An idea came to him: “She is like a lighthouse,” he thought, “the firm, majestic lighthouse that sends out its kindly light. To all ships it says: ‘Keep off.’ For where the lighthouse stands, there is shoal water, or rocks. To all floating objects the approach means death.” At this moment she looked up, and found his eyes on her. “What are you thinking of?” she asked him. He thought: “I will tell her. It is better to be honest with her, from now, and to tell her all.” So he said, slowly: “I am thinking that you are to me, in life, like a lighthouse. A steady light, instructing me how to steer my course.” She looked at him, then away, and her eyes filled with tears. He became afraid that she was going to cry, even though till now she had been so brave. “Let us go up to our own room,” he said, for it would be easier to explain things to her when they were alone.
They went up together, and the stairs, which, last night, had been so long to climb, now were so easy, that his wife said: “No, you are going up too high. We are there.” She walked ahead of him down the corridor, and opened the door to their room.

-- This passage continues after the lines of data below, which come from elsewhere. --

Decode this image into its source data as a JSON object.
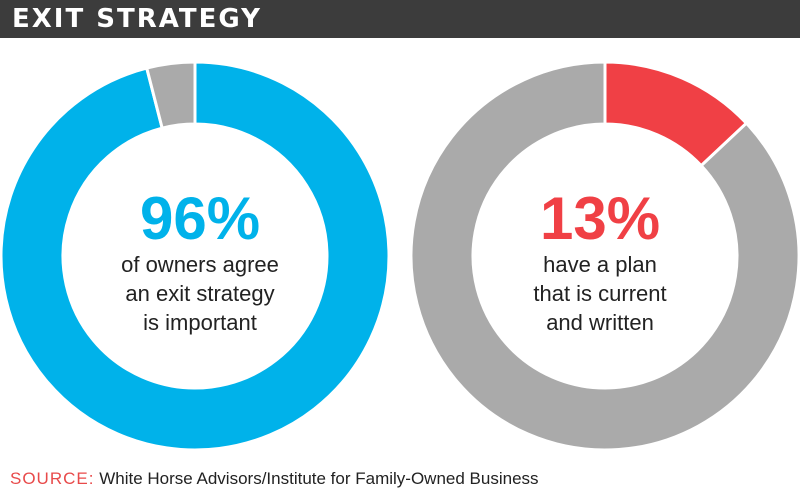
{
  "header": {
    "title": "EXIT STRATEGY"
  },
  "colors": {
    "blue": "#00b2ea",
    "gray": "#aaaaaa",
    "red": "#f04045",
    "header_bg": "#3c3c3c"
  },
  "chart_data": [
    {
      "type": "pie",
      "style": "donut",
      "slices": [
        {
          "label": "agree exit strategy is important",
          "value": 96,
          "color": "#00b2ea"
        },
        {
          "label": "other",
          "value": 4,
          "color": "#aaaaaa"
        }
      ],
      "center_value": "96%",
      "center_lines": [
        "of owners agree",
        "an exit strategy",
        "is important"
      ]
    },
    {
      "type": "pie",
      "style": "donut",
      "slices": [
        {
          "label": "have a plan that is current and written",
          "value": 13,
          "color": "#f04045"
        },
        {
          "label": "other",
          "value": 87,
          "color": "#aaaaaa"
        }
      ],
      "center_value": "13%",
      "center_lines": [
        "have a plan",
        "that is current",
        "and written"
      ]
    }
  ],
  "footer": {
    "source_label": "SOURCE:",
    "source_text": "White Horse Advisors/Institute for Family-Owned Business"
  }
}
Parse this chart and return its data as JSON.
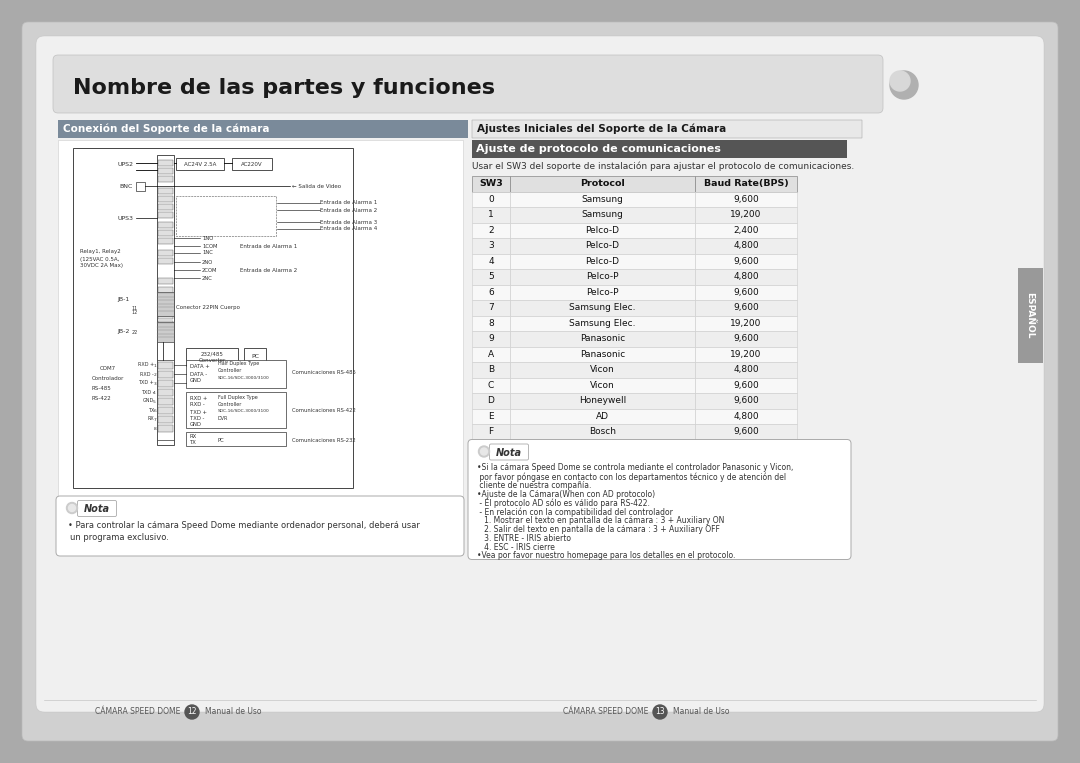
{
  "bg_outer": "#aaaaaa",
  "bg_page": "#c8c8c8",
  "bg_content": "#f2f2f2",
  "title_text": "Nombre de las partes y funciones",
  "title_color": "#1a1a1a",
  "left_section_header": "Conexión del Soporte de la cámara",
  "right_section_header": "Ajustes Iniciales del Soporte de la Cámara",
  "subsection_header": "Ajuste de protocolo de comunicaciones",
  "table_header": [
    "SW3",
    "Protocol",
    "Baud Rate(BPS)"
  ],
  "table_rows": [
    [
      "0",
      "Samsung",
      "9,600"
    ],
    [
      "1",
      "Samsung",
      "19,200"
    ],
    [
      "2",
      "Pelco-D",
      "2,400"
    ],
    [
      "3",
      "Pelco-D",
      "4,800"
    ],
    [
      "4",
      "Pelco-D",
      "9,600"
    ],
    [
      "5",
      "Pelco-P",
      "4,800"
    ],
    [
      "6",
      "Pelco-P",
      "9,600"
    ],
    [
      "7",
      "Samsung Elec.",
      "9,600"
    ],
    [
      "8",
      "Samsung Elec.",
      "19,200"
    ],
    [
      "9",
      "Panasonic",
      "9,600"
    ],
    [
      "A",
      "Panasonic",
      "19,200"
    ],
    [
      "B",
      "Vicon",
      "4,800"
    ],
    [
      "C",
      "Vicon",
      "9,600"
    ],
    [
      "D",
      "Honeywell",
      "9,600"
    ],
    [
      "E",
      "AD",
      "4,800"
    ],
    [
      "F",
      "Bosch",
      "9,600"
    ]
  ],
  "left_note_text": "Para controlar la cámara Speed Dome mediante ordenador personal, deberá usar\nun programa exclusivo.",
  "right_note_lines": [
    "•Si la cámara Speed Dome se controla mediante el controlador Panasonic y Vicon,",
    " por favor póngase en contacto con los departamentos técnico y de atención del",
    " cliente de nuestra compañía.",
    "•Ajuste de la Cámara(When con AD protocolo)",
    " - El protocolo AD sólo es válido para RS-422.",
    " - En relación con la compatibilidad del controlador",
    "   1. Mostrar el texto en pantalla de la cámara : 3 + Auxiliary ON",
    "   2. Salir del texto en pantalla de la cámara : 3 + Auxiliary OFF",
    "   3. ENTRE - IRIS abierto",
    "   4. ESC - IRIS cierre",
    "•Vea por favor nuestro homepage para los detalles en el protocolo."
  ],
  "espanol_text": "ESPAÑOL",
  "usar_text": "Usar el SW3 del soporte de instalación para ajustar el protocolo de comunicaciones."
}
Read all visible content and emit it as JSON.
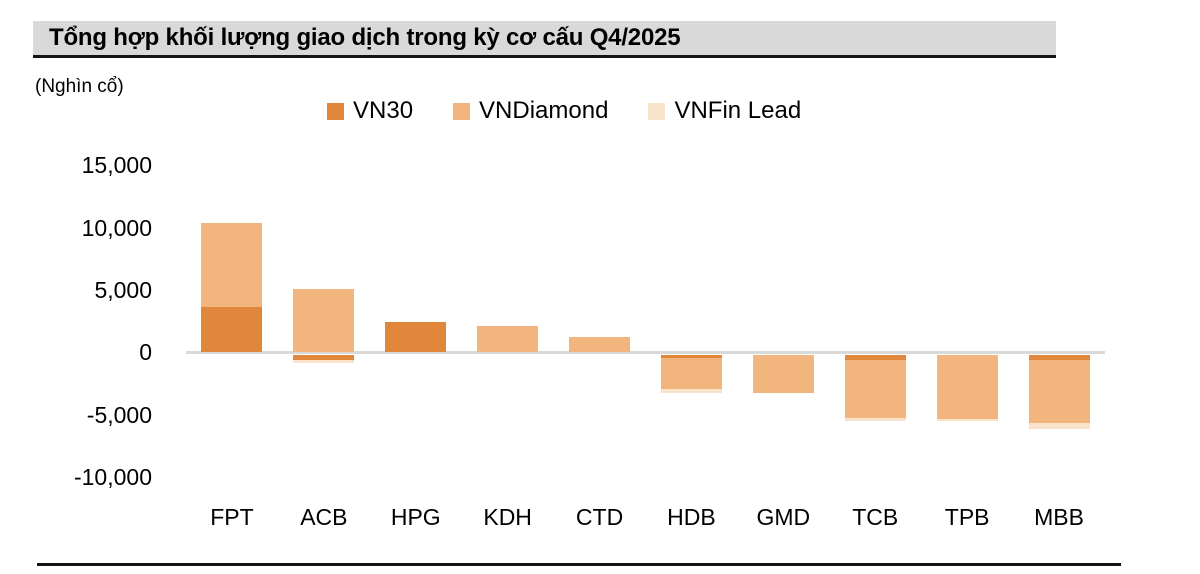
{
  "chart_data": {
    "type": "bar",
    "stacked": true,
    "title": "Tổng hợp khối lượng giao dịch trong kỳ cơ cấu Q4/2025",
    "unit_label": "(Nghìn cổ)",
    "legend_position": "top",
    "grid": false,
    "categories": [
      "FPT",
      "ACB",
      "HPG",
      "KDH",
      "CTD",
      "HDB",
      "GMD",
      "TCB",
      "TPB",
      "MBB"
    ],
    "series": [
      {
        "name": "VN30",
        "color": "#E0873C",
        "values": [
          3600,
          -400,
          2400,
          0,
          0,
          -200,
          0,
          -350,
          0,
          -400
        ]
      },
      {
        "name": "VNDiamond",
        "color": "#F2B57E",
        "values": [
          6800,
          5100,
          0,
          2100,
          1250,
          -2500,
          -3000,
          -4700,
          -5100,
          -5000
        ]
      },
      {
        "name": "VNFin Lead",
        "color": "#F9E3CB",
        "values": [
          0,
          -250,
          0,
          0,
          0,
          -300,
          0,
          -200,
          -150,
          -500
        ]
      }
    ],
    "totals_by_category": [
      10400,
      4450,
      2400,
      2100,
      1250,
      -3000,
      -3000,
      -5250,
      -5250,
      -5900
    ],
    "ylim": [
      -10000,
      15000
    ],
    "yticks": [
      {
        "label": "15,000",
        "value": 15000
      },
      {
        "label": "10,000",
        "value": 10000
      },
      {
        "label": "5,000",
        "value": 5000
      },
      {
        "label": "0",
        "value": 0
      },
      {
        "label": "-5,000",
        "value": -5000
      },
      {
        "label": "-10,000",
        "value": -10000
      }
    ]
  },
  "colors": {
    "title_bar_bg": "#D9D9D9",
    "rule": "#141414",
    "zero_line": "#D9D9D9"
  }
}
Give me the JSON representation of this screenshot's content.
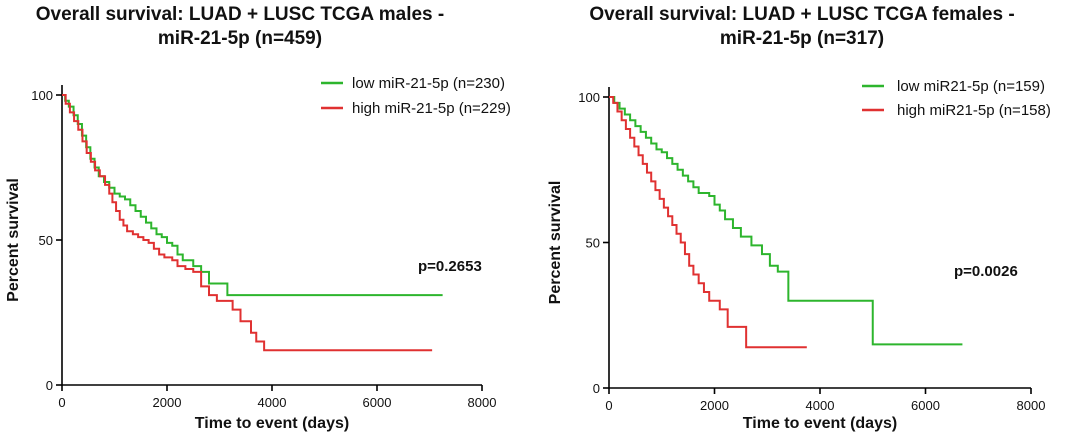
{
  "chart_data": [
    {
      "type": "line",
      "title_line1": "Overall survival: LUAD + LUSC TCGA males -",
      "title_line2": "miR-21-5p (n=459)",
      "xlabel": "Time to event (days)",
      "ylabel": "Percent survival",
      "xlim": [
        0,
        8000
      ],
      "ylim": [
        0,
        100
      ],
      "xticks": [
        0,
        2000,
        4000,
        6000,
        8000
      ],
      "yticks": [
        0,
        50,
        100
      ],
      "annotation": "p=0.2653",
      "legend_position": "top-right",
      "series": [
        {
          "name": "low miR-21-5p (n=230)",
          "color": "#2db52d",
          "steps": [
            [
              0,
              100
            ],
            [
              60,
              98
            ],
            [
              130,
              96
            ],
            [
              220,
              93
            ],
            [
              300,
              90
            ],
            [
              380,
              86
            ],
            [
              460,
              82
            ],
            [
              540,
              78
            ],
            [
              620,
              75
            ],
            [
              700,
              72
            ],
            [
              800,
              70
            ],
            [
              900,
              68
            ],
            [
              1000,
              66
            ],
            [
              1100,
              65
            ],
            [
              1200,
              64
            ],
            [
              1300,
              62
            ],
            [
              1400,
              60
            ],
            [
              1500,
              58
            ],
            [
              1600,
              56
            ],
            [
              1700,
              54
            ],
            [
              1800,
              52
            ],
            [
              1900,
              51
            ],
            [
              2000,
              49
            ],
            [
              2100,
              48
            ],
            [
              2200,
              45
            ],
            [
              2300,
              43
            ],
            [
              2500,
              41
            ],
            [
              2650,
              39
            ],
            [
              2800,
              35
            ],
            [
              3150,
              31
            ],
            [
              7250,
              31
            ]
          ]
        },
        {
          "name": "high miR-21-5p (n=229)",
          "color": "#e03131",
          "steps": [
            [
              0,
              100
            ],
            [
              70,
              97
            ],
            [
              150,
              94
            ],
            [
              230,
              91
            ],
            [
              310,
              88
            ],
            [
              390,
              84
            ],
            [
              470,
              80
            ],
            [
              550,
              77
            ],
            [
              630,
              74
            ],
            [
              720,
              72
            ],
            [
              820,
              69
            ],
            [
              900,
              66
            ],
            [
              960,
              63
            ],
            [
              1030,
              60
            ],
            [
              1100,
              57
            ],
            [
              1170,
              55
            ],
            [
              1240,
              53
            ],
            [
              1350,
              52
            ],
            [
              1450,
              51
            ],
            [
              1550,
              50
            ],
            [
              1650,
              49
            ],
            [
              1750,
              47
            ],
            [
              1850,
              45
            ],
            [
              1950,
              44
            ],
            [
              2100,
              43
            ],
            [
              2200,
              41
            ],
            [
              2350,
              40
            ],
            [
              2500,
              39
            ],
            [
              2650,
              34
            ],
            [
              2800,
              31
            ],
            [
              2950,
              29
            ],
            [
              3250,
              26
            ],
            [
              3400,
              22
            ],
            [
              3600,
              18
            ],
            [
              3700,
              15
            ],
            [
              3850,
              12
            ],
            [
              7050,
              12
            ]
          ]
        }
      ]
    },
    {
      "type": "line",
      "title_line1": "Overall survival: LUAD + LUSC TCGA females -",
      "title_line2": "miR-21-5p (n=317)",
      "xlabel": "Time to event (days)",
      "ylabel": "Percent survival",
      "xlim": [
        0,
        8000
      ],
      "ylim": [
        0,
        100
      ],
      "xticks": [
        0,
        2000,
        4000,
        6000,
        8000
      ],
      "yticks": [
        0,
        50,
        100
      ],
      "annotation": "p=0.0026",
      "legend_position": "top-right",
      "series": [
        {
          "name": "low miR21-5p (n=159)",
          "color": "#2db52d",
          "steps": [
            [
              0,
              100
            ],
            [
              100,
              98
            ],
            [
              200,
              96
            ],
            [
              300,
              94
            ],
            [
              400,
              92
            ],
            [
              500,
              90
            ],
            [
              600,
              88
            ],
            [
              700,
              86
            ],
            [
              800,
              84
            ],
            [
              900,
              82
            ],
            [
              1000,
              81
            ],
            [
              1100,
              79
            ],
            [
              1200,
              77
            ],
            [
              1300,
              75
            ],
            [
              1400,
              73
            ],
            [
              1500,
              71
            ],
            [
              1600,
              69
            ],
            [
              1700,
              67
            ],
            [
              1900,
              66
            ],
            [
              2000,
              63
            ],
            [
              2100,
              61
            ],
            [
              2200,
              58
            ],
            [
              2350,
              55
            ],
            [
              2500,
              52
            ],
            [
              2700,
              49
            ],
            [
              2900,
              46
            ],
            [
              3050,
              42
            ],
            [
              3200,
              40
            ],
            [
              3400,
              30
            ],
            [
              5000,
              15
            ],
            [
              6700,
              15
            ]
          ]
        },
        {
          "name": "high miR21-5p (n=158)",
          "color": "#e03131",
          "steps": [
            [
              0,
              100
            ],
            [
              80,
              98
            ],
            [
              160,
              95
            ],
            [
              240,
              92
            ],
            [
              320,
              89
            ],
            [
              400,
              86
            ],
            [
              480,
              83
            ],
            [
              560,
              80
            ],
            [
              640,
              77
            ],
            [
              720,
              74
            ],
            [
              800,
              71
            ],
            [
              880,
              68
            ],
            [
              960,
              65
            ],
            [
              1040,
              62
            ],
            [
              1120,
              59
            ],
            [
              1200,
              56
            ],
            [
              1280,
              53
            ],
            [
              1360,
              50
            ],
            [
              1440,
              46
            ],
            [
              1520,
              42
            ],
            [
              1600,
              39
            ],
            [
              1700,
              36
            ],
            [
              1800,
              33
            ],
            [
              1900,
              30
            ],
            [
              2100,
              27
            ],
            [
              2250,
              21
            ],
            [
              2600,
              14
            ],
            [
              3750,
              14
            ]
          ]
        }
      ]
    }
  ]
}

The first thing that he noticed was that there was no longer any smell of violets in the air. Had she thrown them away in anger? Or had they all faded when he went away? She came up to him and laid her hand on his shoulder and her face on it. Over her fair hair, in the net, he looked round, and stood quite still. For the dressing-table, on which, last night, he had put his letter for her, was in a new place, and so, he found, was the bed he had lain in. In the corner there was now a cheval-glass which had not been there
before. This was not his room. He quickly took in more details. There was no longer a canopy to the bed, but above it a steel-engraving of the Belgian Royal family that till now he had never seen. “Did you sleep here last night?” he asked. “Yes,” said his wife. “But not well. I was worried when you did not come; I feared that you were having a bad crossing.” “Did nobody disturb you?” he asked again. “No,” she said. “My door was locked. And this is a quiet hotel, I believe.”
As Charlie now looked back on the happenings of the night, with the experienced eye of an author of fiction, they moved him as mightily as if they had been out of one of his own books. He drew in his breath deeply. “Almighty God,” he said from the bottom of his heart, “as the heavens are higher than the earth, so are thy short stories higher than our short stories.”